Der Sternenhimmel im August 2021

Das erwartet Sie im August am Nachthimmel:

Planeten

Merkur ist im August nicht am Nachthimmel vertreten.

Unser innerer Nachbarplanet Venus zeigt sich abends nur knapp über dem Horizont im Westen, zunächst im Sternbild Löwe und ab dem 10. August in der Jungfrau. Ihre Untergangszeiten verfrühen sich von 22.30 Uhr zu Monatsbeginn auf 21.25 Uhr am Ende des Monats. Eine Begegnung mit dem zunehmenden Mond kann am 11. August gegen 21.00 Uhr im Westen beobachtet werden.

Mars kann diesen Monat nicht am Nachthimmel gefunden werden.

Der Gasriese Jupiter kann praktisch die ganze Nacht über am Sternenhimmel gesehen werden. Er befindet sich im Sternbild Wassermann und wechselt am 19. August in den Steinbock. Einen Tag später, am 20. August, steht Jupiter in Opposition zur Sonne. Er geht dann bei Sonnenuntergang auf und bei Sonnenaufgang unter. Am 22. August kann um 1.00 Uhr im Süden die Begegnung von Jupiter und dem Vollmond beobachtet werden. Saturn ist etwas abseits mit von der Partie.

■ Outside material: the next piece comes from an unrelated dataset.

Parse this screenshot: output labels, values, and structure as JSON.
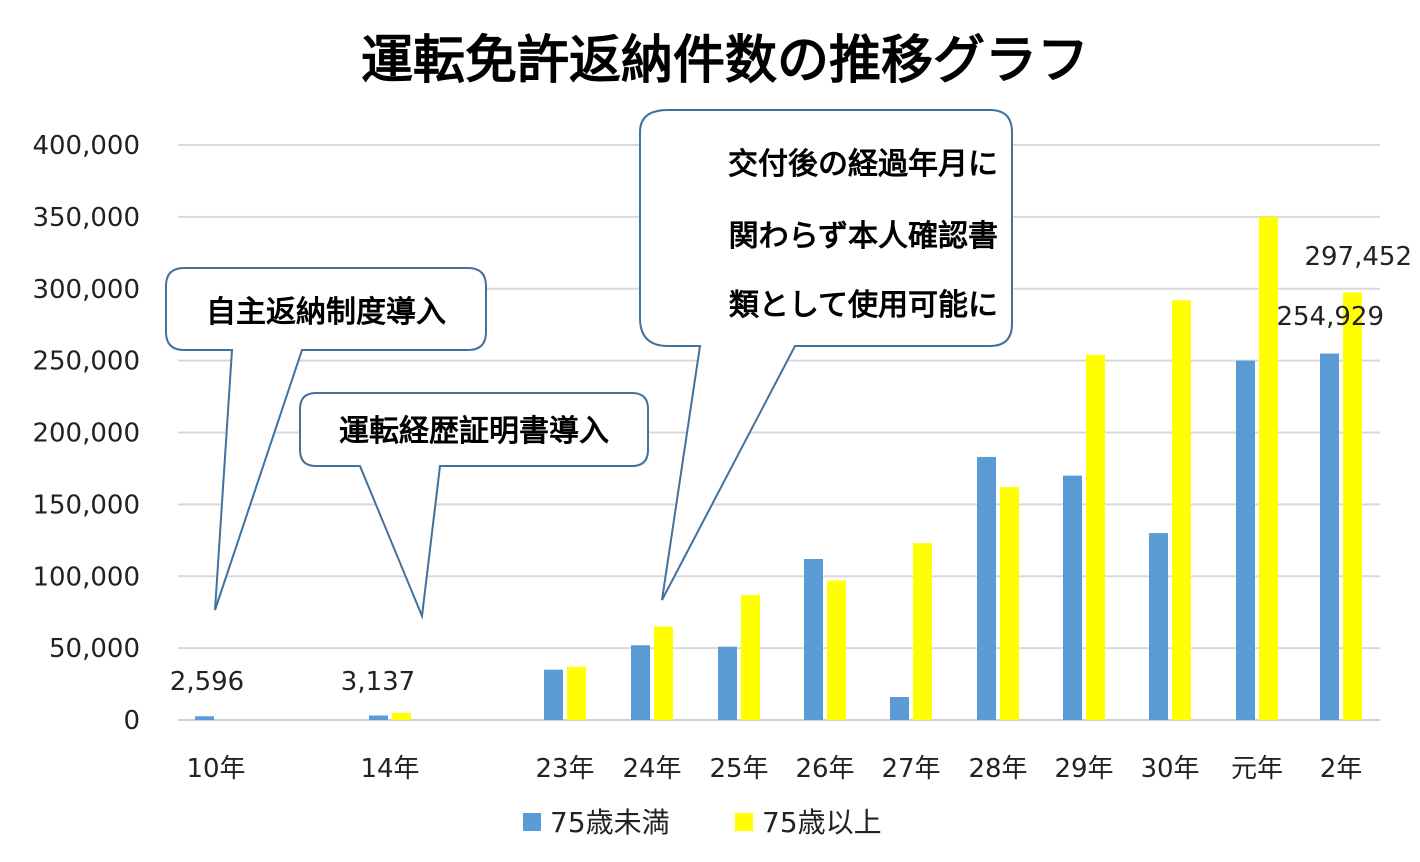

Auch der Ringplanet Saturn ist fast die gesamte Nacht am Sternenhimmel vertreten. Der sich im Steinbock befindende Planet steht am 2. August in Opposition zur Sonne. Ein schöner Anblick bietet sich, wenn Saturn und der Mond am 21. August um Mitternacht mit Jupiter gemeinsam im Süden stehen.

Mond

Am 8. August ist Neumond. Zwei Wochen später, am 22. August, zeigt der Mond uns seine beschienene Seite. Es ist Vollmond.

Fixsterne

Um Mitternacht steht der Große Wagen im Nordwesten. Im Westen findet man das ausgedehnte aber eher lichtschwache Sternbild Herkules. Den Südwesten dominiert das Sternbild Schlangenträger. Das Sommerdreieck aus den Sternen Vega, Deneb und Atair, die die hellsten Sterne von Leier, Schwan und Adler sind, funkelt im Süden. Im Osten erinnern Pegasus und Andromeda an den bevorstehenden Herbst. Kassiopeia, auch Himmels-W genannt, steht hoch im Nordosten. Gleichzeitig kündigt sich tief am Nordosthorizont mit dem Fuhrmann, der gerade im Aufgang begriffen ist, bereits das erste Wintersternbild an.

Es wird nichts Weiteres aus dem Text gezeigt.